Cela fait deux jours qu'ils se postent au point le plus haut de la capitale magyare. Le pannonien attend aux pieds de la tour, dominée par la jeune femme qui tend vers le ciel une feuille de palmier ressemblant à une immense plume. Elle est le symbole de la délivrance d'une tyrannie qui avait opprimé de nombreux peuples européens au siècle dernier. Ironie du sort, elle a été érigée par une autre dictature, responsable d'une révolte sanglante et d'autant de morts que de réfugiés dix ans plus tard.

Au pied de la grande tour, le pourfendeur de dragon et le porteur de lumière, sous la forme d'une torche, sont deux représentations érigées pour seconder la statue de la liberté hongroise. Et au beau milieu de toute cette symbologie communiste, l'homme attend là, accompagné de ses acolytes, épiant les faits et gestes des visiteurs. Le ciel prend une teinte rougeâtre qui se reflète sur le Danube. Cependant, rien, aucun message ou messager ne se montrent depuis quarante-huit heures maintenant. Pourtant, ce soir, un visage familier se distingue parmi la horde de touristes.

***

Jareth, plié en deux par la douleur, se faufile parmi la foule sur la grande place. Il est blessé. Gravement. Le liquide noir se répand doucement entre ses doigts. Il se tient le côté droit de l’abdomen. Il a été touché par un éclat lors de la déflagration. Sur le coup, il n’a pas relevé, trop obnubilé par la sécurité de sa fille. Mais lorsqu’il a fait le malheureux constat de son énième enlèvement, la douleur a commencé à le submerger. Le temple. Il sait qu’il se trouve là, dans la capitale Magyare, proche de la fameuse citadelle qui surplombe le Danube. Il sait aussi qu’il y a un passage, quelque-part. Soit au sommet de la citadelle, soit dans le contre-bas, où se situent actuellement les arrêts de bus.

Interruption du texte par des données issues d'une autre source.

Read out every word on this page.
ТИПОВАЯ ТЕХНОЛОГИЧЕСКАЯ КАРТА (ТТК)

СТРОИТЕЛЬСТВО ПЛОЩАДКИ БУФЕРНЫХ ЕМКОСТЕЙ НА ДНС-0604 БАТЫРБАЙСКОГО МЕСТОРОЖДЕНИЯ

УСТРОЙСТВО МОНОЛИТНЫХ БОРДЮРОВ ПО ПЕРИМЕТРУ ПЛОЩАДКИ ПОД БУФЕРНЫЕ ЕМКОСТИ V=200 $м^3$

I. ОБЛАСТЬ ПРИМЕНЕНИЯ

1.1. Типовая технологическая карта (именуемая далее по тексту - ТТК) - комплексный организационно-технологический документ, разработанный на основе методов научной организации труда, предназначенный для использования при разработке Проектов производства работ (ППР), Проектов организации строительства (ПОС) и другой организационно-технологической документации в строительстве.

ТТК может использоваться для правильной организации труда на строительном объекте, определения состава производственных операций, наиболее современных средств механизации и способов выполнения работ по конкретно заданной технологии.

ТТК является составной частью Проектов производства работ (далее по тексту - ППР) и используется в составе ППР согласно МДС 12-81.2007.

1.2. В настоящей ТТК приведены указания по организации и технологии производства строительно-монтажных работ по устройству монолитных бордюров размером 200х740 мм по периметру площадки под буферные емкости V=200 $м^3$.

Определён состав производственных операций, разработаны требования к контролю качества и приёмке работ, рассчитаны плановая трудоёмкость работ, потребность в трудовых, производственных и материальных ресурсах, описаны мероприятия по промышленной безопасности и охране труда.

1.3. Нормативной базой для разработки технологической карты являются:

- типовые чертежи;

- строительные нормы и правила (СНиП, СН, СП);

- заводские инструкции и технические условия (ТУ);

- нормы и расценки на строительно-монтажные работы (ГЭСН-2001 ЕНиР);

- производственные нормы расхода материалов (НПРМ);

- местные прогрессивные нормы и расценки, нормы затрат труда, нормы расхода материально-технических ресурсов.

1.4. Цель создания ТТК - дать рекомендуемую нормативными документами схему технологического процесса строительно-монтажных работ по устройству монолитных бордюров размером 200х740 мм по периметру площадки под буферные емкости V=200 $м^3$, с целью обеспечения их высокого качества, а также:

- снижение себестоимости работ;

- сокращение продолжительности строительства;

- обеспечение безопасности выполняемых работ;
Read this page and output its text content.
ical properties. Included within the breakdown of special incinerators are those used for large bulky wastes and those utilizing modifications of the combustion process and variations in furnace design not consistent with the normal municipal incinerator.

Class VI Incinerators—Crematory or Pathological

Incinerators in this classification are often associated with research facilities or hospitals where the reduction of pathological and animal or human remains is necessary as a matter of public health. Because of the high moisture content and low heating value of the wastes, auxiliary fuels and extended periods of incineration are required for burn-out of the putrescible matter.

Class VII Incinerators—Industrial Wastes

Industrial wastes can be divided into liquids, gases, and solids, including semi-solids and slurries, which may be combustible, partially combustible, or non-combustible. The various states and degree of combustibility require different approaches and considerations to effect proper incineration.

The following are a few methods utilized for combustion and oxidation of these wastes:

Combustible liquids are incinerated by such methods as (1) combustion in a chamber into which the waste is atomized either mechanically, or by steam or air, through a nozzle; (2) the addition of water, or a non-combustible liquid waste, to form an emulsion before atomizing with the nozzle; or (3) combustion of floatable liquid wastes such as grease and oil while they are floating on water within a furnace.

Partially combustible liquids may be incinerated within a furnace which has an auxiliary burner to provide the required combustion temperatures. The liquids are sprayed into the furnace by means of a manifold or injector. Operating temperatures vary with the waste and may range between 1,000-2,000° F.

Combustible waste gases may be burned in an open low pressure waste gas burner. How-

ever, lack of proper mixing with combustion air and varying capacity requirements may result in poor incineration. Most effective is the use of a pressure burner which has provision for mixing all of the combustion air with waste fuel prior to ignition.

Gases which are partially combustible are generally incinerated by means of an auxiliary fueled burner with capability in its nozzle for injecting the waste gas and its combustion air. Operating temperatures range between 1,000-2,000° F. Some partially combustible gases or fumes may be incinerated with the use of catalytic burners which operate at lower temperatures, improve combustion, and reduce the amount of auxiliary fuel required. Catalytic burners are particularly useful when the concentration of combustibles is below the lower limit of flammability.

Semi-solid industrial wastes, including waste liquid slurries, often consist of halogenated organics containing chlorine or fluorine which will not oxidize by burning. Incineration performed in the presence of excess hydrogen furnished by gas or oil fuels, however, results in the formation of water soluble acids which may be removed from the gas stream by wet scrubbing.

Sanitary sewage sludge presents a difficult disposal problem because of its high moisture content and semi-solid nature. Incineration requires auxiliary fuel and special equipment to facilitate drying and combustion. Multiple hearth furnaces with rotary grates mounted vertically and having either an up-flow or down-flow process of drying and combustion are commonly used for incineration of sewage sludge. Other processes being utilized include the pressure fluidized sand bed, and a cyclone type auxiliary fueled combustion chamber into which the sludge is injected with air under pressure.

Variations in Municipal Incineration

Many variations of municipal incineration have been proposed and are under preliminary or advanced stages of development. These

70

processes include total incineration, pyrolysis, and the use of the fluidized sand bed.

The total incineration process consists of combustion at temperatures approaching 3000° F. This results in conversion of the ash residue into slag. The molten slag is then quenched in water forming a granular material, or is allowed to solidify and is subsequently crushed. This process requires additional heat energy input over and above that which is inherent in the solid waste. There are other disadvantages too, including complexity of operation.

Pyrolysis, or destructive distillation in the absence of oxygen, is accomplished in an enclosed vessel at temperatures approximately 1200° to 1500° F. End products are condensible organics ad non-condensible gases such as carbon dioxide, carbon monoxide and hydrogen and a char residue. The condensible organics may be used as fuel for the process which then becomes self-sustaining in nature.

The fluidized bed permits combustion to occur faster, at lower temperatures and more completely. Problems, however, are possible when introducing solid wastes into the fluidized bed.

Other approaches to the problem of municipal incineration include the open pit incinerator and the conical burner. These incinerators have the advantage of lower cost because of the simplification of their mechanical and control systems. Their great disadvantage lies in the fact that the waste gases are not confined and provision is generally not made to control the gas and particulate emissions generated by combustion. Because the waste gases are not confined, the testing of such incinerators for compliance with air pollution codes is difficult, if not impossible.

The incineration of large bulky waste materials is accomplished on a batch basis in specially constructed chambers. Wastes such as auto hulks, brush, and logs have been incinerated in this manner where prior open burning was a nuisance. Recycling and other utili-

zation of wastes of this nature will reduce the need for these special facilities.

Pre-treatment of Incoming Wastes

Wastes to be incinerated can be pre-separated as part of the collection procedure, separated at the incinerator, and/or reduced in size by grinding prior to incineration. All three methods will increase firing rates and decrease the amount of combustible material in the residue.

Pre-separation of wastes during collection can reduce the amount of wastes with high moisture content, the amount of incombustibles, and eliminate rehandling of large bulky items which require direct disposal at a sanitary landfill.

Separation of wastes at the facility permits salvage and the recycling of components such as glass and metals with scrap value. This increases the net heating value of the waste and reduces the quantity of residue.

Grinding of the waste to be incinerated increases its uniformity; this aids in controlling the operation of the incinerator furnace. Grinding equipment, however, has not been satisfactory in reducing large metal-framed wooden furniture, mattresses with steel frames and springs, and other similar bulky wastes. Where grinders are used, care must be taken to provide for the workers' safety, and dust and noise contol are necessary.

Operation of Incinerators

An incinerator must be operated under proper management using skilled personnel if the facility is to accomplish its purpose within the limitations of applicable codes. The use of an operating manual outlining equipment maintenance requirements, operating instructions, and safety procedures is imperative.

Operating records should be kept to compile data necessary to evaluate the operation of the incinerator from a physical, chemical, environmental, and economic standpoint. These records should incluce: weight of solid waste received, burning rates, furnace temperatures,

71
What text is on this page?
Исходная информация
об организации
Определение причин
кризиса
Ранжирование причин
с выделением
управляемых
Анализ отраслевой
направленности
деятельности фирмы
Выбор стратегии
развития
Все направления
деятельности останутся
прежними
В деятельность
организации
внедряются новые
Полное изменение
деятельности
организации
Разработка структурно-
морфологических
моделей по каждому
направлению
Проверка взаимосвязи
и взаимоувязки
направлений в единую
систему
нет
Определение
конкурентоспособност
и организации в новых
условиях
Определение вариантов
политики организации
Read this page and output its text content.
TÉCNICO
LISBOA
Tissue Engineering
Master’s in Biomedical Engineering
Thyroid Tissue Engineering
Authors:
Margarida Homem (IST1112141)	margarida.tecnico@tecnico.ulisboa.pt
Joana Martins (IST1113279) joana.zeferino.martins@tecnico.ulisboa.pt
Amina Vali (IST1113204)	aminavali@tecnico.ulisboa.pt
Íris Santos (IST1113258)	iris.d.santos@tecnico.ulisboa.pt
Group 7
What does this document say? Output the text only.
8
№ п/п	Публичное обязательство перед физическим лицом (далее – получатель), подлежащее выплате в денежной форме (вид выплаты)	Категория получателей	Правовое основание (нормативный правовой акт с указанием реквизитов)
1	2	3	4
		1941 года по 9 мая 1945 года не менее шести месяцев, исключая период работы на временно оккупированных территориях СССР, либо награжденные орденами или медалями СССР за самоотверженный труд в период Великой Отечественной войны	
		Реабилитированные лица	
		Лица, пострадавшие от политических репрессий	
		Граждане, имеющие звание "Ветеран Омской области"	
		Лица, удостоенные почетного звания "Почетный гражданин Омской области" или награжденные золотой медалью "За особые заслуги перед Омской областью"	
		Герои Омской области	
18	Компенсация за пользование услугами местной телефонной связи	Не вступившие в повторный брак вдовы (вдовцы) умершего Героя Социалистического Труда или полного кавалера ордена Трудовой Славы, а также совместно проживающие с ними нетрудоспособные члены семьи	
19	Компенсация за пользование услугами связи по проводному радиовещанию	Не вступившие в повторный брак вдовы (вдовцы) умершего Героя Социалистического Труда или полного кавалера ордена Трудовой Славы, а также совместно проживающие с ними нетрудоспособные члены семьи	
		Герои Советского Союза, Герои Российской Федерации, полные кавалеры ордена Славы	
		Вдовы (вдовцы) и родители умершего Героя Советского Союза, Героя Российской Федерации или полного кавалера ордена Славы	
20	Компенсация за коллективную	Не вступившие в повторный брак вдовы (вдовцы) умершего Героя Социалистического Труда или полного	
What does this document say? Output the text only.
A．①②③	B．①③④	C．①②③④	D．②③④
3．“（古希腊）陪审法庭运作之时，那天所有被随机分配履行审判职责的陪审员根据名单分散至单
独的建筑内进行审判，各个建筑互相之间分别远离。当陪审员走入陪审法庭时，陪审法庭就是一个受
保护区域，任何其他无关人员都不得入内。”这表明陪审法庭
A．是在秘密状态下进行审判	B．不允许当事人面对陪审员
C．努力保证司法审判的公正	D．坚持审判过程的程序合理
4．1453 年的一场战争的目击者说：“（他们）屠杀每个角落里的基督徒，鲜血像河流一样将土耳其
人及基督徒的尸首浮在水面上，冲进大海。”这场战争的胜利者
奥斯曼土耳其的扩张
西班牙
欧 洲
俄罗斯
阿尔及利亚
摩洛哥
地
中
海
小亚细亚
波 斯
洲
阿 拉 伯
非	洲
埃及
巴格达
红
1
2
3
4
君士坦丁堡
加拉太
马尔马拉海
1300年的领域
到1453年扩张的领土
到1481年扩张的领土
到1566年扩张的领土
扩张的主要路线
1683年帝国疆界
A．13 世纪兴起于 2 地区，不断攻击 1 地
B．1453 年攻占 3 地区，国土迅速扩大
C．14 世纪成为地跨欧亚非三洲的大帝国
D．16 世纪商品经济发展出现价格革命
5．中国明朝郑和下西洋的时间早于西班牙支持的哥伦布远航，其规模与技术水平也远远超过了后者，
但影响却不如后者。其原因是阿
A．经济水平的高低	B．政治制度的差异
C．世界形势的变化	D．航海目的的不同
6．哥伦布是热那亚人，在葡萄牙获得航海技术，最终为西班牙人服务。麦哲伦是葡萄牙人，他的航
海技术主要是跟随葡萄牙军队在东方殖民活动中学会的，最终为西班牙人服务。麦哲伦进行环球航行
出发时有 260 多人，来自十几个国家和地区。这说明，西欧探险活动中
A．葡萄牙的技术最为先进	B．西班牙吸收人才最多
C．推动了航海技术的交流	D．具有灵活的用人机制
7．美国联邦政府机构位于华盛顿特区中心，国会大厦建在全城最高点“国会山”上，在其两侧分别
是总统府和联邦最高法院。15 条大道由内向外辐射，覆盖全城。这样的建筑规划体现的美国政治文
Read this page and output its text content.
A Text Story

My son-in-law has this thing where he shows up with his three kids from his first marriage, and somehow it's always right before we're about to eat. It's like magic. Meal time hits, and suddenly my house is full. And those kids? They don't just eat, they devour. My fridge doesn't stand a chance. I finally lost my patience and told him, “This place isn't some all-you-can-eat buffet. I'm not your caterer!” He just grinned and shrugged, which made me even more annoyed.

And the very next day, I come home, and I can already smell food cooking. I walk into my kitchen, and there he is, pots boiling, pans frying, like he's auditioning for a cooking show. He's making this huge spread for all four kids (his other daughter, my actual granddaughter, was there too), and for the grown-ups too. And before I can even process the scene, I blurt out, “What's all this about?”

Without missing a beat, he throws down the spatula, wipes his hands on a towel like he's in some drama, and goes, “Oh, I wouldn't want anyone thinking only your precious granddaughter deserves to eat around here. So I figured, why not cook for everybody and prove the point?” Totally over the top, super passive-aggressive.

Seulement il y a un obstacle de taille : la horde de touristes ne lui permet pas de tester les différentes issues cachées sans se faire remarquer. Il sait aussi qu’il lui reste du temps. Le rituel ne doit pas commencer avant le solstice d’hiver. Dans une semaine. Pour une fois, il bénit les superstitions stupides dont font preuve les gens de son peuple.

Alors qu’il cherche une pierre ou une excavation suspecte au pied de la tour, un homme avance vers lui d’un pas décidé, ne le quittant pas des yeux. Jareth reprend son souffle. Il observe l’étranger. Il est de taille moyenne, les cheveux bruns, une barbe naissante et entretenue malgré tout. Sa peau est mate. Sur le coup, il suspecte un des siens, mais qui serait du mauvais camp. Lorsque l’homme est à son niveau, il ne voit pas les habituelles lueurs rouges qui vrillent leurs globes oculaires. Ses yeux sont foncés mais typiquement humains. Un soupir de soulagement s’échappe de sa bouche. Certainement un type qui veut lui demander son chemin. Mais le moment de paix est de courte durée. L’homme s’approche un peu trop prêt de lui et lui tient fermement le bras gauche. Il se tient contre lui avec un revolver contre son flanc.

« Police. Mais je pense que vous vous en foutez. Suivez-moi, démon, si vous ne voulez pas terminer votre triste existence plus tôt que prévu »

Jareth ne comprend pas. Comment un simple humain, français de surcroit, connaitrait-il sa véritable nature ? Il regarde le canon qui est collée contre son flanc. Il ne luit pas. Le revolver n’a pas été béni. Le syldraïne chuchote aux oreilles de l’étranger, alors qu’ils se faufilent dans la foule :

- Monsieur, je ne sais pas qui vous êtes. Sachez cependant que votre arme ne peut rien contre moi.

- Possible. Mais mon ami en a certainement une qui pourrait vous en faire, du mal. »

Le mystérieux policier le dirige vers un autre homme, les cheveux extrêmement courts et habillé d’un bomber vert kaki. Sans doute un militaire. Il a le dos tourné, son attention est dirigée sur un écran de cellulaire. Puis il se retourne. Jareth reconnait l’homme à ses cicatrices : un asiatique dont les joues sont bardées de scarifications. Un Hun. Un guerrier de la lumière.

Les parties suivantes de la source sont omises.